By: Todd Etshman//April 3, 2012//
The New York State Combined Ballistic Identification System effectively ended last Friday when the final state budget left out funding for the controversial anti-gun measure.
The system, known as CoBIS, required licensed semiautomatic firearm dealers and gun manufacturers to file spent cartridge shells with regional New York State Police CoBIS storage centers within 10 days of retail sale and delivery.
The law supported by former Gov. George Pataki had been in effect since January 2001 and was intended to help solve crimes by matching crime scene cartridge shell markings with those in the database; critics said it didn’t work.
“People who commit murders don’t walk into a gun shop and buy a gun. They can get the guns on the street,” said Second Amendment attorney Sheldon W. Boyce of Brenna, Brenna & Boyce PLLC.
The state Assembly passed another semiautomatic cataloging measure called microstamping, but Senate Republicans opposed it and that measure didn’t make it in the budget either.
“I think the complete failure of CoBIS can predict the failure of microstamping,” Boyce said. “It would require gun manufacturers to create the technology.

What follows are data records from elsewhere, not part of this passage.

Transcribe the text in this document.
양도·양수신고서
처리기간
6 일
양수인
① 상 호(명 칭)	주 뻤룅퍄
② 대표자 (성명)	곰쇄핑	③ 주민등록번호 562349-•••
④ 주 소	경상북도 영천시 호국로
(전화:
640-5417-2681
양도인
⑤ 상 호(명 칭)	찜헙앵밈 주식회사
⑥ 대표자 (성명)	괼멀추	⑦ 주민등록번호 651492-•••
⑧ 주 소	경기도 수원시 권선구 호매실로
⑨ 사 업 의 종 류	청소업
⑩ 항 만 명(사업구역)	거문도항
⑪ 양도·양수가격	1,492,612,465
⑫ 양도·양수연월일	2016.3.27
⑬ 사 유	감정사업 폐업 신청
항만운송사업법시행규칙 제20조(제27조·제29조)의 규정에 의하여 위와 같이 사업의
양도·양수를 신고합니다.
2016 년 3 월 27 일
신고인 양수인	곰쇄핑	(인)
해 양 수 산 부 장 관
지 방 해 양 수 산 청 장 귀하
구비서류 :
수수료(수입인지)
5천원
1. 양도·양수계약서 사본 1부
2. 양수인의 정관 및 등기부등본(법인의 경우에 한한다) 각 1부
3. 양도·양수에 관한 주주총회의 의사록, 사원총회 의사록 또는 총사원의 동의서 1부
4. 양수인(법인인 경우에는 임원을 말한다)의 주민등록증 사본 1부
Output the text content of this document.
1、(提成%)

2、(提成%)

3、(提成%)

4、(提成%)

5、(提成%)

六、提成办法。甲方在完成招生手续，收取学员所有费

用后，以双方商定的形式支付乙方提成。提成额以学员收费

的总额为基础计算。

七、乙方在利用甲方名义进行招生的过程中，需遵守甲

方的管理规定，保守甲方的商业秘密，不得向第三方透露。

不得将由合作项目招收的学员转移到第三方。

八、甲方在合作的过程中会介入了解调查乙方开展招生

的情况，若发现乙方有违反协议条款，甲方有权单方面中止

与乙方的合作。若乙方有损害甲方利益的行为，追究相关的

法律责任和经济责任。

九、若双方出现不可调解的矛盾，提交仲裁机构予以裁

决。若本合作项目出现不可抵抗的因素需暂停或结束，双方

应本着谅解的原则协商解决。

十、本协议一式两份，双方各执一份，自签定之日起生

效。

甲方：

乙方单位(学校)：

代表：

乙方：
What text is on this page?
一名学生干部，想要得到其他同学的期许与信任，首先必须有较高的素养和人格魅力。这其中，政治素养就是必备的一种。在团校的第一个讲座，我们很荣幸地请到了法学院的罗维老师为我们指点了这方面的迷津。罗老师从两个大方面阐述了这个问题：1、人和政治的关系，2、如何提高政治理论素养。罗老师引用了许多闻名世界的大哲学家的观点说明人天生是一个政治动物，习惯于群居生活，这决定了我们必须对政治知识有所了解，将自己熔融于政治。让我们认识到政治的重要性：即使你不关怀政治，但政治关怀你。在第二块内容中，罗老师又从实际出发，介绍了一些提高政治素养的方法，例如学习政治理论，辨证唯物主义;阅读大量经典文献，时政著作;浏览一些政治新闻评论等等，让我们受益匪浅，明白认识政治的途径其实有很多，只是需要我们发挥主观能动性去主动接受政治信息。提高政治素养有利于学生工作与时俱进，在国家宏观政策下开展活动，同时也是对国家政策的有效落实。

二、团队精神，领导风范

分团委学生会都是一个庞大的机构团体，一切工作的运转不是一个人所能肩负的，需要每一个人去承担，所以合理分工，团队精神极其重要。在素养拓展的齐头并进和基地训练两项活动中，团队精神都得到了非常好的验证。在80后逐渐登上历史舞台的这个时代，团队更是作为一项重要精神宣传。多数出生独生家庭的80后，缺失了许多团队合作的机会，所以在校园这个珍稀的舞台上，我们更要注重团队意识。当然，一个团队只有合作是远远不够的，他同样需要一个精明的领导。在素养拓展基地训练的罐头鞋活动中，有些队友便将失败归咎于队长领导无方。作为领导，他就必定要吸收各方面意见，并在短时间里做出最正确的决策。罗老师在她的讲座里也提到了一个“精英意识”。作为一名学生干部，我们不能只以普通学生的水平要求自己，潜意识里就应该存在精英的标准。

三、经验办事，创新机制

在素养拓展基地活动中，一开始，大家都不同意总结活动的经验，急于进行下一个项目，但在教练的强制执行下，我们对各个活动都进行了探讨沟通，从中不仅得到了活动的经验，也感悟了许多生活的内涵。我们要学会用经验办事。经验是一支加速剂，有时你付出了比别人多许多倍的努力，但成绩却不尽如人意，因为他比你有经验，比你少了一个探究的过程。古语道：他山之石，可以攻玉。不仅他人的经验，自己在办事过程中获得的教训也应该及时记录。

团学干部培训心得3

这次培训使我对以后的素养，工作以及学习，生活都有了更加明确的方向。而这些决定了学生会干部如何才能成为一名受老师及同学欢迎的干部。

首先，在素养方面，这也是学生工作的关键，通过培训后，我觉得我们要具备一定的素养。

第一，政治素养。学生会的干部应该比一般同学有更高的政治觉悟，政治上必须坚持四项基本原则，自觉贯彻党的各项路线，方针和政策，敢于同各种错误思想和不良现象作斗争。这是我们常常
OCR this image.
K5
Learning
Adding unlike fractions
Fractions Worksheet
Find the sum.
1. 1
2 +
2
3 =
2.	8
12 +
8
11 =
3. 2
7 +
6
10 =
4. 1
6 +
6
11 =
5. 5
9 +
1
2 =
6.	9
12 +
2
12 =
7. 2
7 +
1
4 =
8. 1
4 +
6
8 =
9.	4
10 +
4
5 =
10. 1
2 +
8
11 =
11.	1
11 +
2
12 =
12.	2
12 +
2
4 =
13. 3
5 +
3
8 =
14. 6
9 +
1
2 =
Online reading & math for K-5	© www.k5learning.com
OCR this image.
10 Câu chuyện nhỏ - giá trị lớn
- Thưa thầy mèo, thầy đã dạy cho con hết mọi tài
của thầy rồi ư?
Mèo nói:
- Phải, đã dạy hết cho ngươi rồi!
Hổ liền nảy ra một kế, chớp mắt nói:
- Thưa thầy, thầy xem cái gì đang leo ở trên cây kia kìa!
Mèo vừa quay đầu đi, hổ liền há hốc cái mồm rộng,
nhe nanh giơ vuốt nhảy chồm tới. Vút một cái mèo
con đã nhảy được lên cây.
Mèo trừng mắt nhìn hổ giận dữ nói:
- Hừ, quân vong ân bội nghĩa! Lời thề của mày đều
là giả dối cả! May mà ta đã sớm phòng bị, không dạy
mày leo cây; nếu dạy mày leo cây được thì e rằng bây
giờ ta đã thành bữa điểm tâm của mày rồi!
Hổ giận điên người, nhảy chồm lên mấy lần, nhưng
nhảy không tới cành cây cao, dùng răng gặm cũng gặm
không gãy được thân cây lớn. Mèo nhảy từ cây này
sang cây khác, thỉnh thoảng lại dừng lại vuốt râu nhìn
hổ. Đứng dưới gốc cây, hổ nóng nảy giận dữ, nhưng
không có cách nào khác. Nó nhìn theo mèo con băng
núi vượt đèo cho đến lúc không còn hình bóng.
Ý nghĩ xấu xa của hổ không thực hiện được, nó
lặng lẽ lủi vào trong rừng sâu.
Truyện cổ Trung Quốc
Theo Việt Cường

CoBIS and microstamping do nothing about guns in the hands of criminals.”
New York City Assemblywoman Michelle Schimel supports microstamping measures and said it ensures that when a gun is fired, information identifying the make, model and serial number of the gun is stamped onto the cartridge as numbers and letters.
Schimel said microstamping measures are supported by over 80 New York state law enforcement organizations.
Tom Smith, former Fairport resident and current New York State Rifle & Pistol Association president, said the state spent about $4 million a year on the CoBIS program since its inception and the technology “just isn’t there” for a cataloging system that stores information on lawful gun owners to catch criminals.
“In theory it sounds like a good deal but you end up using a lot of money, to get a database that gets you nowhere,” Smith said from Albany.
Smith said a national program administered by the Bureau of Alcohol, Tobacco, Firearms and Explosives called the National Integrated Ballistic Information System has the support of Gov. Andrew M. Cuomo and might work since it utilizes crime scene shell casings and “guns that belong to criminals.”
Smith said he believes the state will pass some form of NIBIN in the future.
“This was a bureaucratic nightmare for firearm sellers and an unnecessary cost that they had to absorb or pass on to their customers,” Buffalo area Assemblyman Joseph M. Giglio said.
Boyce said both the CoBIS and microstamping measures increase the cost of firearms including those made in New York State by Remington and Kimber. “Once again, the law-abiding citizen bears the cost of an ineffective system,” he said.